Devletin kurumsal mimarisinin “başkan” merkezli olarak yeniden yapılandırılması anlamındaki Bonapartist girişimin bir gereği de budur. Hâkim sınıfın Erdoğan’ın kazandığı özerkliği bir tehdit olarak algılayan kesimlerinin bu sürece takoz koyması güçtür. Erdoğanizme alternatif olabilecek parti ve aktörlerin zayıflığı, muhalefetin parçalı yapısı ve devlet içi fraksiyonlar arası çelişkiler, alaturka Bonapartizmin elini serbest bırakmaktadır. Üstelik hâkim sınıfın “liberal” unsurları yalıtılmış durumdadır ve topluma moral/entelektüel liderlik uygulayabilecek niteliklere ve cesarete sahip değildir.
TÜSİAD YİK Başkanı Tuncay Özilhan’ın sene başında ettiği sözler bu özgüvensizlik ve takatsizliğin itirafı gibidir: “Liberal demokrasi, hukuk devleti ve piyasa ekonomisinin tüm dünyaya barış ve refah getireceği beklentisinin boş çıktığını itiraf etmek durumundayız. Değişime uyum sağlamak ve değişimin geniş kitleleri etkileyen sonuçlarıyla başa çıkmak için birçok ülkede, güçlü liderler dönemine girildiğini görüyoruz.”
Hâkim sınıfın değişik fraksiyonlarının, iktidar blokunu bir başka biçimde bütünleştirecek alternatif bir yol önerecek enerji ve cesareti yok gibidir. Bu durumda “sahip olanlar”, kârına kâr katmayı sürdürebilmek için, ya da Marx’ın ifadesiyle, “toplumsal gücünü muhafaza edebilmek için kendi siyasal gücünün kırılması gerektiğini”, “kesesini kurtarmak için zorunlu olarak kendi tacını kaybetmesi gerektiğini” teslim etmektedir.

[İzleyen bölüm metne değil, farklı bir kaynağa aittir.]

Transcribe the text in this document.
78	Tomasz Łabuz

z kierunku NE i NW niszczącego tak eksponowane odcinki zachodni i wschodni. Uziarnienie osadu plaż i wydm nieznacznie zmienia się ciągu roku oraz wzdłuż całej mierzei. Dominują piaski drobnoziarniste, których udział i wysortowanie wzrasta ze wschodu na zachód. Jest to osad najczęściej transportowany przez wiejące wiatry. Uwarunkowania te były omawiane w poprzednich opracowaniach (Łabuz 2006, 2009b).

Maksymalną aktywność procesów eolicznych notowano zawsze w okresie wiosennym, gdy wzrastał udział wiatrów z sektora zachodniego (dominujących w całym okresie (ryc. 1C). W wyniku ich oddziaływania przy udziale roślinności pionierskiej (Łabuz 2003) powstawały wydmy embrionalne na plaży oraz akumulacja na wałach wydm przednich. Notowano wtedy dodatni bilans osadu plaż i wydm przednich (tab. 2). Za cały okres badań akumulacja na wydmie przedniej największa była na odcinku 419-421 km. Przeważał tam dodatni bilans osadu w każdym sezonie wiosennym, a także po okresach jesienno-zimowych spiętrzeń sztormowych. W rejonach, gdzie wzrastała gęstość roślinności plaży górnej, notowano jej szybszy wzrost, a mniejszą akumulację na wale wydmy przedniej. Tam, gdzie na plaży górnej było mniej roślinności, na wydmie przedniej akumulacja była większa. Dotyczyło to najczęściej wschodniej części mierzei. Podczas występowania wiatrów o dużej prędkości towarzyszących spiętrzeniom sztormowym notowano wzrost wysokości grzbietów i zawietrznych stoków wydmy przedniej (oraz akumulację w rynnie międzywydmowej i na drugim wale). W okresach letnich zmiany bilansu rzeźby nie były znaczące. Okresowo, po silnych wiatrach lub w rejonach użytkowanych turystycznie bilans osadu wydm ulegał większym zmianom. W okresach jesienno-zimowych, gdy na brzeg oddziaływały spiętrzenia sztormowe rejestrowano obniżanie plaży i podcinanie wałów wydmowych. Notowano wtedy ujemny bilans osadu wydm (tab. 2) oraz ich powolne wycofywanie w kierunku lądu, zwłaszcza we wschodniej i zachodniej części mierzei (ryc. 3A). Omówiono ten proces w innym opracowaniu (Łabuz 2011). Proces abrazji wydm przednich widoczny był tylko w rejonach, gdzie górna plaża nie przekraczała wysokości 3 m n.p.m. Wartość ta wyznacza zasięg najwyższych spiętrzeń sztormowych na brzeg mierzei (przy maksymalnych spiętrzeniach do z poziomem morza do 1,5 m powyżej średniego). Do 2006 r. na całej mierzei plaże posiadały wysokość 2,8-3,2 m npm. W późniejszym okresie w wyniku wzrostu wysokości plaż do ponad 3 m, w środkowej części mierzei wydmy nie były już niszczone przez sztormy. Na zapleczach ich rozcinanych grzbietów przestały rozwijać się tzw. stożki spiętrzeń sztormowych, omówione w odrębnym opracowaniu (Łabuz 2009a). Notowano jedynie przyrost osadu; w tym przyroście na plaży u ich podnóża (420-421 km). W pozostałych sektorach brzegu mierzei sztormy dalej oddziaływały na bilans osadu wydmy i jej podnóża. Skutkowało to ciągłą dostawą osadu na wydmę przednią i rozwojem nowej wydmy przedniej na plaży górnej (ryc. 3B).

Bu durumu, Türkiye’de sermaye sınıfının olgunlaşmamışlığıyla açıklamaya dönük hayli yaygın bir eğilim var. Geçenlerde Merkez Bankası eski Başkanı Durmuş Yılmaz’ın, “Türk burjuvazisi hiçbir zaman demokrasiden yana tavır almadı” yorumuna Mahfi Eğilmez, “bizdeki burjuvazi esnaf burjuvazisinden ibarettir. Onun için bu dediğinizi fark etmeleri kolay değildir” diye cevap vermiş, bu diyalog sosyal medyada hararetli bir tartışmayı tetiklemişti. Oysa demokrasiyle sermaye sınıfının siyasal olgunlaşmışlığı ya da onun “esnaflığı” arasında bir bağlantı yoktur.
Mutlakiyetçi kalıntıları süpürüp demokrasinin önünü açan kahraman burjuvazi bir hurafeden ibarettir. Demokratik her kazanım, aşağıdakilerin toplumsal mücadelelerin bir ürünü olarak başta burjuvazi olmak üzere egemenlere zorla kabul ettirilmiştir.
O mücadelelerin geri çekilmesi, demokrasilerdeki erozyonunun asli nedenidir. Demokrasilerin çürümesi siyasal değil, emek aleyhine gelişen sınıfsal güç dengelerinin eserdir. Sermaye sınıfının hegemonik kapasitesinin daralmasına yürütmenin güçlenmesinin/özerkleşmesinin eşlik etmesi, bu koşullarda küresel bir trend halini almaktadır. Yani parlamentonun ve siyasal partilerin gerileyişi ve yürütmenin başı olan başkan veya başbakanın gücündeki artış, Türkiye’ye has değildir.
Halkın iradesini temsil iddiasıyla daha mutlak bir iktidar arayan yürütmenin başı, sadece partisini değil, bakanlar kurulunu dahi ikame eden bir şahsi “camarilla” ile yönetir hale gelmektedir. Çok farklı siyasal yönelimleri ifade etseler de her ikisi de kendi partilerine karşı “ayaklanarak” seçilmiş Trump da Macron da bu eğilimin örnekleridir. Jared Kushner ile Berat Albayrak aynı “dünya zamanının” ürünleridir. Kıssadan hisse: Düzen içi saflaşmaların Bizansvari koridorlarında ya da piyasaların terbiye edici gücünde demokrasi aramak beyhudedir. Mevcut otoriter cendereyi mümkün kılan güç dengesinin değiştirilmesi, ancak sınıf temelli bir “aşağıdan siyasallaşmayla” bir olasılık haline gelebilir.